19. After genetic transformation, how the cells carrying the recombinant vectors are selected? Enlist advantages and disadvantages of various selection methods. Give an analytical account, why in many cases, even if the transgenic is obtained in the transgenic plants?

20. What is RNAi technology? What are the possible applications of this technology in agriculture and crop improvement? How it differs from post transcriptional gene silencing?

21. What is genomics? What do you understand “complete genome sequencing”? What is the advantage of using BAC in such sequencing programmes? Give a brief account of any two plant sequencing projects in India.

22. What is the microarray technique? How can it be used to differentiate a normal plant from diseased plant? Discuss the application of this application s of this technique in plant biology.

23. A) What are the genetic engineering strategies to create the following traits in transgenic crops- a) abiotic stress b) virus resistance?

B) What is ‘golden rice’?How was it developed?

24. What are the requirements for establishing a plant tissue culture laboratory? Write a note on the composition and preparation methods of plant tissue culture medium for transgenic crops.
25. What is restriction modification system? Give a detailed account of restriction systems in bacteria .Why are they so important in recombinant DNA technology?

26. Discuss various potential and realized applications of genetic engineering in crop improvement. Give suitable examples to justify the statements.

27. Define ‘allele mining’. How is it helpful for crop improvement? Write strategies for ‘allele mining’.

28. What is QTL mapping? How it is different from associate mapping? How candidate gene and Germplasm sets are selected for associate mapping?

29. What is biodiesel? Which crops are potential source of biodiesel? How production potential of these crops can be increased by using biotechnological tools?

30. What are molecular probes? How can these prepared and labelled? Discuss their utility.

31. Outline the events involved in translation of mRNA into polypeptide in prokaryotes?

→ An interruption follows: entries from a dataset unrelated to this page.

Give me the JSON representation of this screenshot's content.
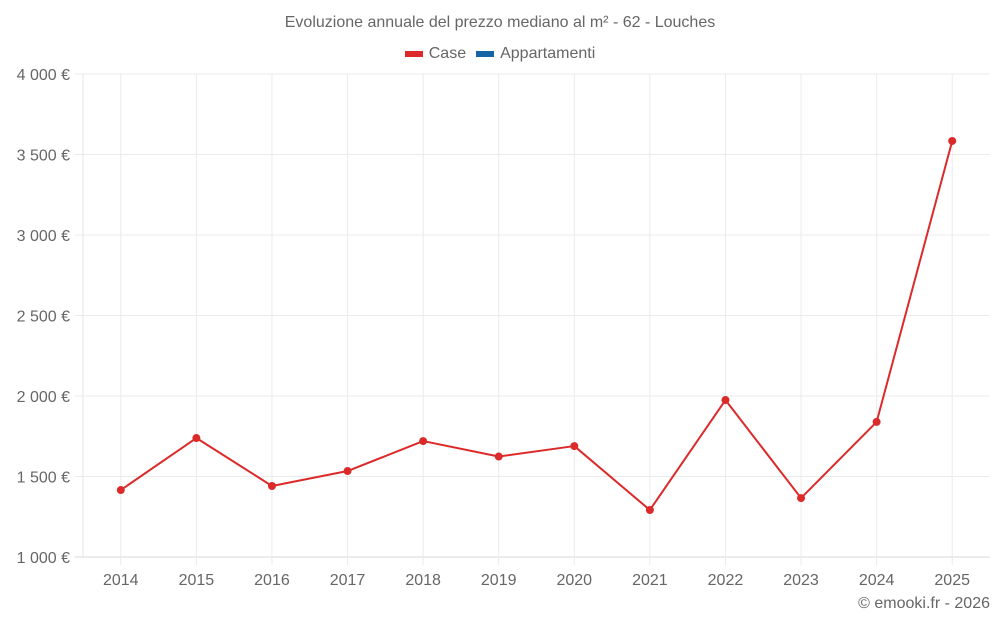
{
  "chart_data": {
    "type": "line",
    "title": "Evoluzione annuale del prezzo mediano al m² - 62 - Louches",
    "xlabel": "",
    "ylabel": "",
    "categories": [
      "2014",
      "2015",
      "2016",
      "2017",
      "2018",
      "2019",
      "2020",
      "2021",
      "2022",
      "2023",
      "2024",
      "2025"
    ],
    "series": [
      {
        "name": "Case",
        "color": "#dc2a2a",
        "values": [
          1416,
          1739,
          1441,
          1534,
          1720,
          1624,
          1689,
          1292,
          1975,
          1366,
          1839,
          3584
        ]
      },
      {
        "name": "Appartamenti",
        "color": "#1565a6",
        "values": []
      }
    ],
    "ylim": [
      1000,
      4000
    ],
    "yticks": [
      1000,
      1500,
      2000,
      2500,
      3000,
      3500,
      4000
    ],
    "ytick_labels": [
      "1 000 €",
      "1 500 €",
      "2 000 €",
      "2 500 €",
      "3 000 €",
      "3 500 €",
      "4 000 €"
    ],
    "grid": true,
    "legend_position": "top"
  },
  "legend": [
    {
      "label": "Case",
      "color": "#dc2a2a"
    },
    {
      "label": "Appartamenti",
      "color": "#1565a6"
    }
  ],
  "credit": "© emooki.fr - 2026"
}
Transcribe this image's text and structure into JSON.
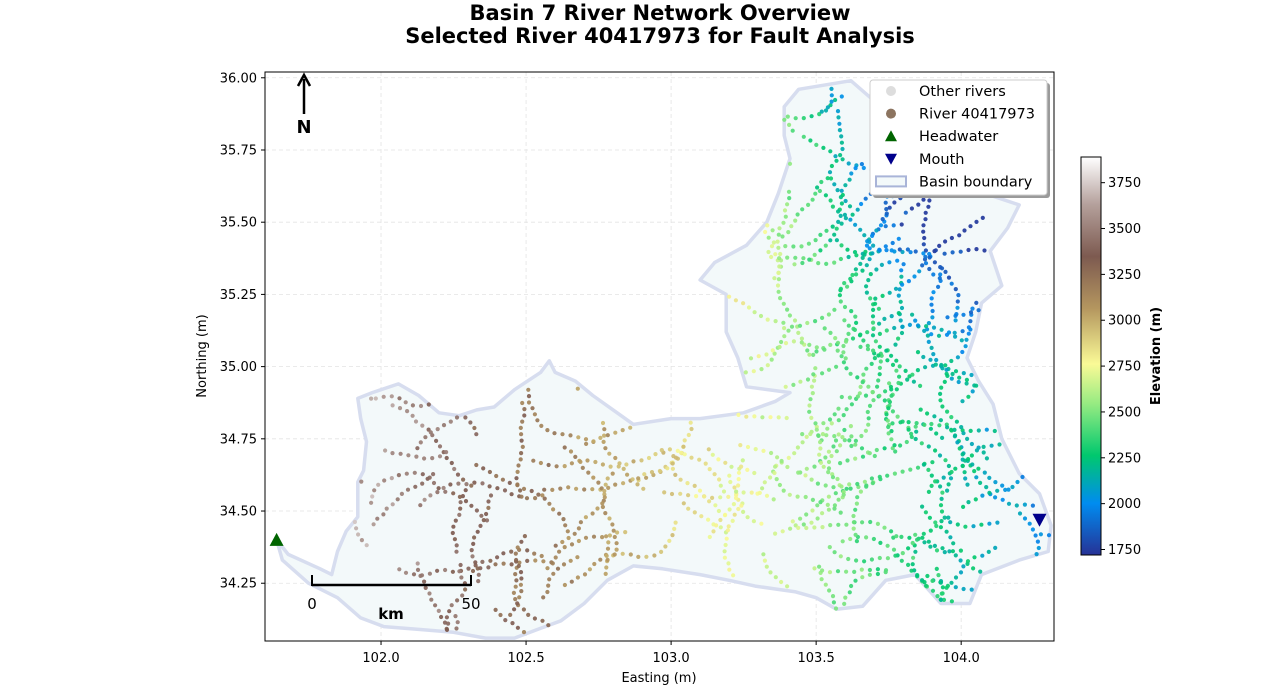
{
  "chart_data": {
    "type": "scatter",
    "title": [
      "Basin 7 River Network Overview",
      "Selected River 40417973 for Fault Analysis"
    ],
    "xlabel": "Easting (m)",
    "ylabel": "Northing (m)",
    "xlim": [
      101.6,
      104.32
    ],
    "ylim": [
      34.05,
      36.02
    ],
    "xticks": [
      102.0,
      102.5,
      103.0,
      103.5,
      104.0
    ],
    "xtick_labels": [
      "102.0",
      "102.5",
      "103.0",
      "103.5",
      "104.0"
    ],
    "yticks": [
      34.25,
      34.5,
      34.75,
      35.0,
      35.25,
      35.5,
      35.75,
      36.0
    ],
    "ytick_labels": [
      "34.25",
      "34.50",
      "34.75",
      "35.00",
      "35.25",
      "35.50",
      "35.75",
      "36.00"
    ],
    "grid": true,
    "legend": {
      "placement": "top-right",
      "entries": [
        {
          "label": "Other rivers",
          "marker": "circle",
          "color": "#dddddd"
        },
        {
          "label": "River 40417973",
          "marker": "circle",
          "color": "#8c7460"
        },
        {
          "label": "Headwater",
          "marker": "triangle-up",
          "color": "#006400"
        },
        {
          "label": "Mouth",
          "marker": "triangle-down",
          "color": "#00008b"
        },
        {
          "label": "Basin boundary",
          "marker": "rect",
          "color": "#a9b4d8"
        }
      ]
    },
    "colorbar": {
      "label": "Elevation (m)",
      "range": [
        1720,
        3890
      ],
      "ticks": [
        1750,
        2000,
        2250,
        2500,
        2750,
        3000,
        3250,
        3500,
        3750
      ],
      "tick_labels": [
        "1750",
        "2000",
        "2250",
        "2500",
        "2750",
        "3000",
        "3250",
        "3500",
        "3750"
      ],
      "colormap": "terrain"
    },
    "basin_boundary": [
      [
        101.64,
        34.4
      ],
      [
        101.68,
        34.35
      ],
      [
        101.79,
        34.3
      ],
      [
        101.83,
        34.28
      ],
      [
        101.85,
        34.36
      ],
      [
        101.88,
        34.43
      ],
      [
        101.92,
        34.48
      ],
      [
        101.92,
        34.6
      ],
      [
        101.94,
        34.64
      ],
      [
        101.95,
        34.74
      ],
      [
        101.93,
        34.82
      ],
      [
        101.92,
        34.89
      ],
      [
        101.97,
        34.91
      ],
      [
        102.06,
        34.94
      ],
      [
        102.13,
        34.9
      ],
      [
        102.2,
        34.84
      ],
      [
        102.27,
        34.83
      ],
      [
        102.33,
        34.85
      ],
      [
        102.39,
        34.86
      ],
      [
        102.46,
        34.92
      ],
      [
        102.55,
        34.98
      ],
      [
        102.58,
        35.02
      ],
      [
        102.6,
        34.98
      ],
      [
        102.67,
        34.95
      ],
      [
        102.73,
        34.9
      ],
      [
        102.8,
        34.85
      ],
      [
        102.87,
        34.8
      ],
      [
        103.0,
        34.82
      ],
      [
        103.1,
        34.82
      ],
      [
        103.25,
        34.84
      ],
      [
        103.36,
        34.88
      ],
      [
        103.41,
        34.91
      ],
      [
        103.26,
        34.93
      ],
      [
        103.23,
        35.03
      ],
      [
        103.19,
        35.12
      ],
      [
        103.19,
        35.25
      ],
      [
        103.1,
        35.3
      ],
      [
        103.15,
        35.36
      ],
      [
        103.26,
        35.42
      ],
      [
        103.33,
        35.5
      ],
      [
        103.37,
        35.6
      ],
      [
        103.41,
        35.72
      ],
      [
        103.39,
        35.8
      ],
      [
        103.39,
        35.9
      ],
      [
        103.44,
        35.96
      ],
      [
        103.62,
        35.99
      ],
      [
        103.7,
        35.92
      ],
      [
        103.78,
        35.85
      ],
      [
        103.8,
        35.78
      ],
      [
        103.87,
        35.74
      ],
      [
        103.98,
        35.7
      ],
      [
        104.08,
        35.6
      ],
      [
        104.2,
        35.56
      ],
      [
        104.16,
        35.48
      ],
      [
        104.1,
        35.4
      ],
      [
        104.14,
        35.28
      ],
      [
        104.07,
        35.22
      ],
      [
        104.05,
        35.12
      ],
      [
        104.02,
        35.03
      ],
      [
        104.06,
        34.95
      ],
      [
        104.11,
        34.87
      ],
      [
        104.14,
        34.75
      ],
      [
        104.2,
        34.63
      ],
      [
        104.27,
        34.56
      ],
      [
        104.31,
        34.45
      ],
      [
        104.3,
        34.36
      ],
      [
        104.2,
        34.33
      ],
      [
        104.07,
        34.28
      ],
      [
        104.03,
        34.18
      ],
      [
        103.93,
        34.18
      ],
      [
        103.84,
        34.28
      ],
      [
        103.74,
        34.26
      ],
      [
        103.66,
        34.17
      ],
      [
        103.57,
        34.16
      ],
      [
        103.5,
        34.2
      ],
      [
        103.43,
        34.22
      ],
      [
        103.36,
        34.23
      ],
      [
        103.29,
        34.24
      ],
      [
        103.2,
        34.26
      ],
      [
        103.1,
        34.28
      ],
      [
        102.97,
        34.3
      ],
      [
        102.87,
        34.31
      ],
      [
        102.78,
        34.26
      ],
      [
        102.7,
        34.18
      ],
      [
        102.62,
        34.12
      ],
      [
        102.54,
        34.09
      ],
      [
        102.46,
        34.06
      ],
      [
        102.36,
        34.06
      ],
      [
        102.25,
        34.08
      ],
      [
        102.13,
        34.09
      ],
      [
        102.01,
        34.1
      ],
      [
        101.93,
        34.13
      ],
      [
        101.85,
        34.2
      ],
      [
        101.75,
        34.25
      ],
      [
        101.66,
        34.33
      ],
      [
        101.64,
        34.4
      ]
    ],
    "headwater": {
      "x": 101.64,
      "y": 34.4
    },
    "mouth": {
      "x": 104.27,
      "y": 34.47
    },
    "north_arrow": {
      "label": "N"
    },
    "scale_bar": {
      "start_label": "0",
      "end_label": "50",
      "unit_label": "km"
    }
  }
}
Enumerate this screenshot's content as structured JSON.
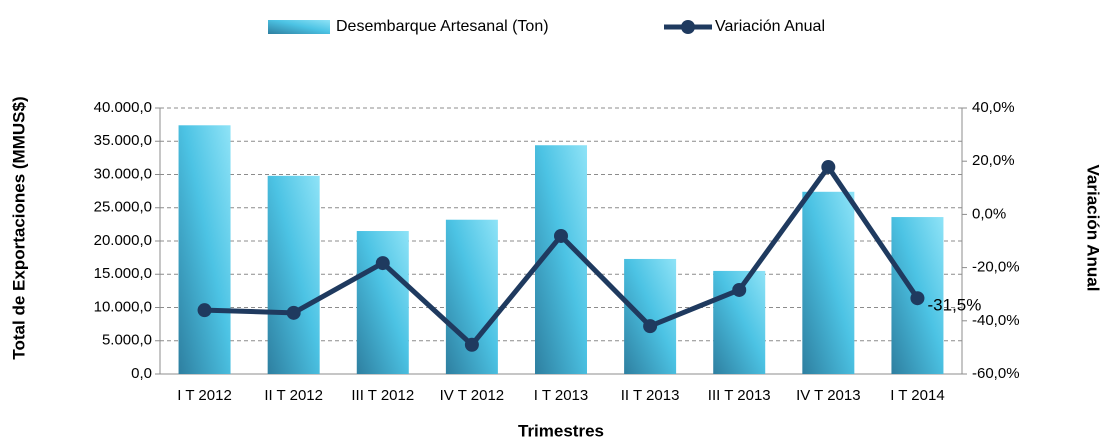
{
  "chart_data": {
    "type": "bar_line",
    "categories": [
      "I T 2012",
      "II T 2012",
      "III T 2012",
      "IV T 2012",
      "I T 2013",
      "II T 2013",
      "III T 2013",
      "IV T 2013",
      "I T 2014"
    ],
    "series": [
      {
        "name": "Desembarque Artesanal (Ton)",
        "color": "#4cc3e4",
        "type": "bar",
        "values": [
          37400,
          29800,
          21500,
          23200,
          34400,
          17300,
          15500,
          27400,
          23600
        ]
      },
      {
        "name": "Variación Anual",
        "color": "#1f3a5f",
        "type": "line",
        "axis": "y2",
        "values": [
          -36,
          -37,
          -18.3,
          -49,
          -8.1,
          -42,
          -28.4,
          17.8,
          -31.5
        ],
        "value_labels": [
          null,
          null,
          null,
          null,
          null,
          null,
          null,
          null,
          "-31,5%"
        ]
      }
    ],
    "ylabel": "Total de Exportaciones (MMUS$)",
    "y2label": "Variación Anual",
    "xlabel": "Trimestres",
    "ylim": [
      0,
      40000
    ],
    "yticks": [
      {
        "value": 0,
        "label": "0,0"
      },
      {
        "value": 5000,
        "label": "5.000,0"
      },
      {
        "value": 10000,
        "label": "10.000,0"
      },
      {
        "value": 15000,
        "label": "15.000,0"
      },
      {
        "value": 20000,
        "label": "20.000,0"
      },
      {
        "value": 25000,
        "label": "25.000,0"
      },
      {
        "value": 30000,
        "label": "30.000,0"
      },
      {
        "value": 35000,
        "label": "35.000,0"
      },
      {
        "value": 40000,
        "label": "40.000,0"
      }
    ],
    "y2lim": [
      -60,
      40
    ],
    "y2ticks": [
      {
        "value": -60,
        "label": "-60,0%"
      },
      {
        "value": -40,
        "label": "-40,0%"
      },
      {
        "value": -20,
        "label": "-20,0%"
      },
      {
        "value": 0,
        "label": "0,0%"
      },
      {
        "value": 20,
        "label": "20,0%"
      },
      {
        "value": 40,
        "label": "40,0%"
      }
    ],
    "grid": true,
    "legend": "top"
  }
}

32. Write short notes on the following:
i) Site directed mutagenesisii) Frame shift mutationsiii)Suppressor mutationsiv) Base analogs
33. Explain different types of nucleic acid hybridization and their applications in molecular biology.

34. Discuss the different methods of production of haploids in plants with their relative merits and demerits. Discuss use of haploids in plant breeding and gene mapping in comparison to conventional methods.

35. What is RNA splicing? How is it different from RNA editing?